# Where to buy boots Meaford area



## DirtyDog (24 Apr 2007)

First off, I hope this thread (or something similar) hasn't been posted too many times, but I beleive this is particular enough to myself to warrant a new thread.

Secondly, although I've been issued a chit to switch over to the new GP boots, I havn't got one to allow myself my own personal choice of boots but I will work on that.  I'm not a bitcher or whiner but my lower legs just don't want to sort themselves out despite stretching, orthotics, and Viabrim soles.  I have very short legs and anything above a moderate march pace causes my legs to cramp up with shin splints instantly from stretching it out.  So, I figure since I haven't read a whole lot of good about any of the boots we're issued, that I'd try and get myself into a good aftermarket pair and see if that helps before my DP1 course starts in the next few weeks.  If the best in boots doesn't help any, oh well, i tried.
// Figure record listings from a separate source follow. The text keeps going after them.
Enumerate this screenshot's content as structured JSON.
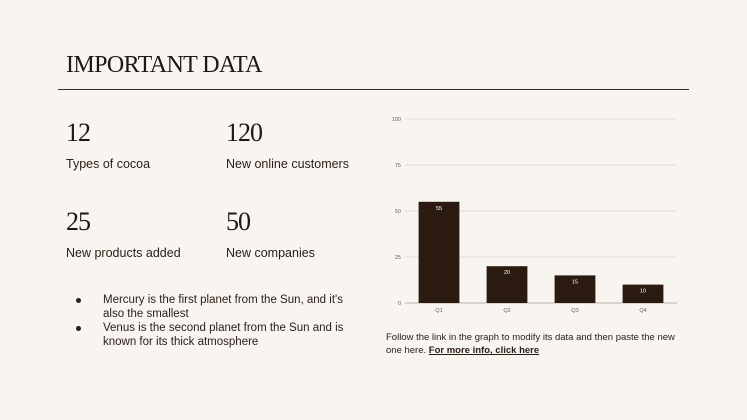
{
  "slide": {
    "title": "IMPORTANT DATA"
  },
  "stats": [
    {
      "value": "12",
      "label": "Types of cocoa"
    },
    {
      "value": "120",
      "label": "New online customers"
    },
    {
      "value": "25",
      "label": "New products added"
    },
    {
      "value": "50",
      "label": "New companies"
    }
  ],
  "bullets": [
    "Mercury is the first planet from the Sun, and it's also the smallest",
    "Venus is the second planet from the Sun and is known for its thick atmosphere"
  ],
  "caption": {
    "text": "Follow the link in the graph to modify its data and then paste the new one here. ",
    "link": "For more info, click here"
  },
  "colors": {
    "background": "#f8f4f0",
    "bar": "#2a1a10",
    "text": "#2a1d16"
  },
  "chart_data": {
    "type": "bar",
    "categories": [
      "Q1",
      "Q2",
      "Q3",
      "Q4"
    ],
    "values": [
      55,
      20,
      15,
      10
    ],
    "ylim": [
      0,
      100
    ],
    "yticks": [
      0,
      25,
      50,
      75,
      100
    ],
    "grid": true,
    "data_labels": true
  }
}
I would really rather not risk buy boots mail order without trying them on so I was hoping there might be places close to Meaford (I consider the GTA to be close) where I can go and maybe try out a set of Danners, SWATs, or Strykers.

Any suggestions?

thansk...


----------



## Thorvald (24 Apr 2007)

For Danners, try Lebaron or Tetragon (http://www.tetragon.ca/Products.cgi/search?category=Footwear).

Bass Pro might even have them (it would be on your way down the 400, so might as well stop in to be safe).


----------



## DirtyDog (25 Apr 2007)

Thanks.

I might try the Lebarons when I'm back hoem near Ottawa next time.  

I'm guessing bootsl ike SWATs are mostly mail order in Canada?


----------



## Thorvald (25 Apr 2007)

Nope, quite popular at some surplus stores.  Army Outfitters in Toronto seems to always have a ton of new boots in stock from Swats to other brands, can't hurt to check with them first.


----------



## SteveB (29 May 2007)

Bass Pro does carry Danners, they were priced exactly the same as LeBaron.  Last time I was in a LeBaron, Markham, their stock was limited.  I'm assuming you will want Acadias and you may want to call ahead.  Prices are pretty high and you can do a lot better on EBay.  Caution: I don't recommend buying boots on EBay unless you are buying a replacement of the same brand as you'll want to confirm fit for your first pair.

Steve


----------